Yesterday Lance Walley, their CEO, posted about why they had to change their prices. Essentially, they had priced themselves into a corner. They worked primarily on a freemium pricing model but with a premium sales and support process. The two don't mix well.
Their original pricing made it very easy for businesses to "try out" their service. Any business could use Chargify to manage up to 50 subscription users for free. After that there were various price plans based on the number of users you had.
We already had a billing system in place before switching to Chargify but Chargify had a lot of features that were really nice, saved us a bunch of time and mode our lives easier. After starting out with the service we eventually became paying customers.
The problem for Chargify was that they experienced all of the costs associated with our account when we were free customers.

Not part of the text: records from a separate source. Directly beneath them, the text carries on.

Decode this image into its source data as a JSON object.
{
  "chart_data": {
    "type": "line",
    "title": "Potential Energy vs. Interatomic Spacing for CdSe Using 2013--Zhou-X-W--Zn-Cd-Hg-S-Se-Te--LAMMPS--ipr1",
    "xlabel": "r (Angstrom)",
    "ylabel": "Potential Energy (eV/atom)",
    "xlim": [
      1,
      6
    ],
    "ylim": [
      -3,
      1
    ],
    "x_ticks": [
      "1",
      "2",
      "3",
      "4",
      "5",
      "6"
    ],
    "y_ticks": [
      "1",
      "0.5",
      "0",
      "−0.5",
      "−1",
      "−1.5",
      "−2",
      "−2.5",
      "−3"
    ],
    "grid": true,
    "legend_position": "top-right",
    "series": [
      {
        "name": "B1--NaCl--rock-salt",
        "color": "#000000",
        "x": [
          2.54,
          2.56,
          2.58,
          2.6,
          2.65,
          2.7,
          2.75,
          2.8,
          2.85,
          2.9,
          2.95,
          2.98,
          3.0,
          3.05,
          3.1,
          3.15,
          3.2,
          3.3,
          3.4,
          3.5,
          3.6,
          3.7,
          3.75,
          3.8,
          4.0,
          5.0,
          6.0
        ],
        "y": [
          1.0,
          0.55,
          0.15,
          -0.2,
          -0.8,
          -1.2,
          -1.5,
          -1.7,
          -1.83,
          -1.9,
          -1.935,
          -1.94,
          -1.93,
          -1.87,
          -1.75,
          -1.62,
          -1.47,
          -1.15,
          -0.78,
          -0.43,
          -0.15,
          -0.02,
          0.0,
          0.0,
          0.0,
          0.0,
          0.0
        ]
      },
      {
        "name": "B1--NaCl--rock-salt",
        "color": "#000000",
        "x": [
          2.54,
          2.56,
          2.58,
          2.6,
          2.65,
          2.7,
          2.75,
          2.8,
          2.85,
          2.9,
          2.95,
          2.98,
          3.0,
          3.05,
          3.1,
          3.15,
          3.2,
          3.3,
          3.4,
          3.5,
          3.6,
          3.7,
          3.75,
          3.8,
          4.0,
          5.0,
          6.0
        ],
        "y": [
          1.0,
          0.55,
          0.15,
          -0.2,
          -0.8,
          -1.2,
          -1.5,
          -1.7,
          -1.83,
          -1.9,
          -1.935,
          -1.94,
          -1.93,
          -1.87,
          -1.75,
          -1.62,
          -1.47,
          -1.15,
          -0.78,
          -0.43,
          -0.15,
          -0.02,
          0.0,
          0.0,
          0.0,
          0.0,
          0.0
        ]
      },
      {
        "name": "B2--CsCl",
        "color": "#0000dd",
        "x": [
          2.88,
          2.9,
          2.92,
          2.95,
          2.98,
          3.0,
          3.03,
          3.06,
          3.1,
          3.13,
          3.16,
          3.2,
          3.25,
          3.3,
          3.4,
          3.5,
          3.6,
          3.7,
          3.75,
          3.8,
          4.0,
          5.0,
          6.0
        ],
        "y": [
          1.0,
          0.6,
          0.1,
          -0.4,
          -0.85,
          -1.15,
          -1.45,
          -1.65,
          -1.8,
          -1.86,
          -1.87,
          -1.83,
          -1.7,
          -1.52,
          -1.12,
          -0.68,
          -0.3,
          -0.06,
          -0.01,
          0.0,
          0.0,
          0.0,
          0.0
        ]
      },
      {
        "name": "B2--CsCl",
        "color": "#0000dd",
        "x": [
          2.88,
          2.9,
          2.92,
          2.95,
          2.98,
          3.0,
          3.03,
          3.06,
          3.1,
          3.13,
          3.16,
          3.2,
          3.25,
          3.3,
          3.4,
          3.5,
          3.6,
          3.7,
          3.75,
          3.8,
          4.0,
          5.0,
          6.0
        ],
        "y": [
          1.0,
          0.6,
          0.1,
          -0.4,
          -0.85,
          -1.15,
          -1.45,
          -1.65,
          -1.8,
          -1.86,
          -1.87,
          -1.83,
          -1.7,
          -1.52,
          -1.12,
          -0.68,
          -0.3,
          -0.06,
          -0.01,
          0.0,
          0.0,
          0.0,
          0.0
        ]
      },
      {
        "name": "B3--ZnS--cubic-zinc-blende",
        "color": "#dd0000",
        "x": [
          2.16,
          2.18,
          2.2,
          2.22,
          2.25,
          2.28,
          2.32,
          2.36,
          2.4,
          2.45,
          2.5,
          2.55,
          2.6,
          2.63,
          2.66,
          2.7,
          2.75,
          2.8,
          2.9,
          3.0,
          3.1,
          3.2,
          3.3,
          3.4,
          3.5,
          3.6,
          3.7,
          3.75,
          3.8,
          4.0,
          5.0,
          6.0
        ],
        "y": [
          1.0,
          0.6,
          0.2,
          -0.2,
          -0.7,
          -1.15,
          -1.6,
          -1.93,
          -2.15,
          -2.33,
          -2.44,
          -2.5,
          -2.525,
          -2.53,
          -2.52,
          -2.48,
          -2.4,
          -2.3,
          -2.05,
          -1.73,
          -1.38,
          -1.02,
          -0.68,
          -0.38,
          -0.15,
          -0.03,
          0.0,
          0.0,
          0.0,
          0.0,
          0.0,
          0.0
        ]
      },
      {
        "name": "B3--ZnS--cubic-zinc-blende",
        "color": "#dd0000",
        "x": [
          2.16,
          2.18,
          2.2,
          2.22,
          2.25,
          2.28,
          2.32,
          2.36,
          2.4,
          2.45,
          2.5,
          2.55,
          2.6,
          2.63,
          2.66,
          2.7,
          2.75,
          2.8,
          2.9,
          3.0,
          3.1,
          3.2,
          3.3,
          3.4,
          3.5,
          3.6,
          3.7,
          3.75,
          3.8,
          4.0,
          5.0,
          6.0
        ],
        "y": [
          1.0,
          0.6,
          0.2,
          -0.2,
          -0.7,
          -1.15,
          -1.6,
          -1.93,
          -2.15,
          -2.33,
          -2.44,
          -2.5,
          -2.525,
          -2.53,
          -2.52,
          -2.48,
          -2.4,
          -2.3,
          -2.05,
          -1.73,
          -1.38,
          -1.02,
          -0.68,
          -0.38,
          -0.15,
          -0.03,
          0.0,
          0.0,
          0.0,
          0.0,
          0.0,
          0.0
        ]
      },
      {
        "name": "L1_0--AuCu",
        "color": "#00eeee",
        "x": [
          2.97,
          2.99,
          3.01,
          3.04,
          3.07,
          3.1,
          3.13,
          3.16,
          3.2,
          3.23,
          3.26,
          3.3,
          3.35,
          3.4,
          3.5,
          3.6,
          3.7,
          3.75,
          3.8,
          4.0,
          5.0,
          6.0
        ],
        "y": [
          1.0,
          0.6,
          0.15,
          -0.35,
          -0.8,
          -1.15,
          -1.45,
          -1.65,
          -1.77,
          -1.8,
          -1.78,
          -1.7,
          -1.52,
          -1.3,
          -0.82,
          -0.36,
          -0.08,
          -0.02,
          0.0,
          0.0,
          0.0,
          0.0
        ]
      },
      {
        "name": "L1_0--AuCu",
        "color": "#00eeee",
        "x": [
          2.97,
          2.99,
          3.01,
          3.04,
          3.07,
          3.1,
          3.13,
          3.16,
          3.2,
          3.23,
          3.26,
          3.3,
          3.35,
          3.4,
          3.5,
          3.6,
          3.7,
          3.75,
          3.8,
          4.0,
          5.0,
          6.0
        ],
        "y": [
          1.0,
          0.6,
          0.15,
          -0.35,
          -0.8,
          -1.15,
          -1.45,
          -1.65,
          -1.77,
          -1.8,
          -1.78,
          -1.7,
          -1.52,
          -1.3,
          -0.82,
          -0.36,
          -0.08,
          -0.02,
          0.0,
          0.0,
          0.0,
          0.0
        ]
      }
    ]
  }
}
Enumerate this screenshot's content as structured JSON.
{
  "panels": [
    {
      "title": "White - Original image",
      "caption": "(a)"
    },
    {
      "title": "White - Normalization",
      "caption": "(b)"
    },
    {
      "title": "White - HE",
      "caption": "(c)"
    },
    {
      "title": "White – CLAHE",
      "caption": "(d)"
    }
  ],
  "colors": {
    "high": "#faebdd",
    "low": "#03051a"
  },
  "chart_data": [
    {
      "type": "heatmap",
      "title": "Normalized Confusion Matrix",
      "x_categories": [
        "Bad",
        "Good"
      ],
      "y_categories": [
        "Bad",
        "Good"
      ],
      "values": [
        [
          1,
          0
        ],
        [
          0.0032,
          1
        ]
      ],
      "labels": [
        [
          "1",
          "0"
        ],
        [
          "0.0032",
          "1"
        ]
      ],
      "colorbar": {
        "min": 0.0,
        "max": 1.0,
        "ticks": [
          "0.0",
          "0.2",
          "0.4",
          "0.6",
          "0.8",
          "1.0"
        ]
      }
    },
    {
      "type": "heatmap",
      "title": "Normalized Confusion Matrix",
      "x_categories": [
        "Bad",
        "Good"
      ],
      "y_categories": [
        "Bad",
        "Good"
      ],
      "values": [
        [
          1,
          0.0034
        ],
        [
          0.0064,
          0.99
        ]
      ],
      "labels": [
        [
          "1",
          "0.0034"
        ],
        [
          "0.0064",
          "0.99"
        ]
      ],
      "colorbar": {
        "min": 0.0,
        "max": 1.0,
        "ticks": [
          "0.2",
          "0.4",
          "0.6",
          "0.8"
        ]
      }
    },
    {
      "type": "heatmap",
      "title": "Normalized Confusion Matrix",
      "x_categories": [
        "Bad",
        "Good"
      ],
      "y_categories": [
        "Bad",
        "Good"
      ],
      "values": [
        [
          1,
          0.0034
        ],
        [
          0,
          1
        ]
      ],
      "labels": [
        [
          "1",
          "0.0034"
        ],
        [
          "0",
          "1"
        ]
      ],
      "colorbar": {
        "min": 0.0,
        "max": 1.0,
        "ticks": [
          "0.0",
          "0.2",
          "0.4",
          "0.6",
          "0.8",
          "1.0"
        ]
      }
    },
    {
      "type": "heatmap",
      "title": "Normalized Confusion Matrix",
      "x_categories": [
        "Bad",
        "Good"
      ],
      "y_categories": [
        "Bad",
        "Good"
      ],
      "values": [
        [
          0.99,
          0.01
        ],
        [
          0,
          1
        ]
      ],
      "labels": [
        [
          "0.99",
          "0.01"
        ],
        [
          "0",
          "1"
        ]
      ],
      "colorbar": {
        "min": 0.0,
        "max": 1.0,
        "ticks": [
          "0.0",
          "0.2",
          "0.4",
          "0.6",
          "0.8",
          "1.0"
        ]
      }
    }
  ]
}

Chargify isn't simply a service you turn on and it starts working. Especially if you are going to use their API (which is the approach we took). Working with API's, no matter how good they are, takes time for customers and creates a lot of questions. Organizations that offer API's often have to spend a lot of time answering those questions.
In our early days I had questions about the product and how it worked that were quickly answered by phone, email and Twitter. And I eventually became a paying customer. But according to what Chargify is saying, there were many, many customers that never converted from free accounts to paying accounts, simply because they weren't growing fast enough.
Once again, most of Chargify's support costs were incurred while accounts were free (now that we are a paying account I rarely contact support at all). If your support costs are high for free accounts and very few of those accounts become paid accounts then your business will run into trouble very quickly which is exactly what happened to Chargify.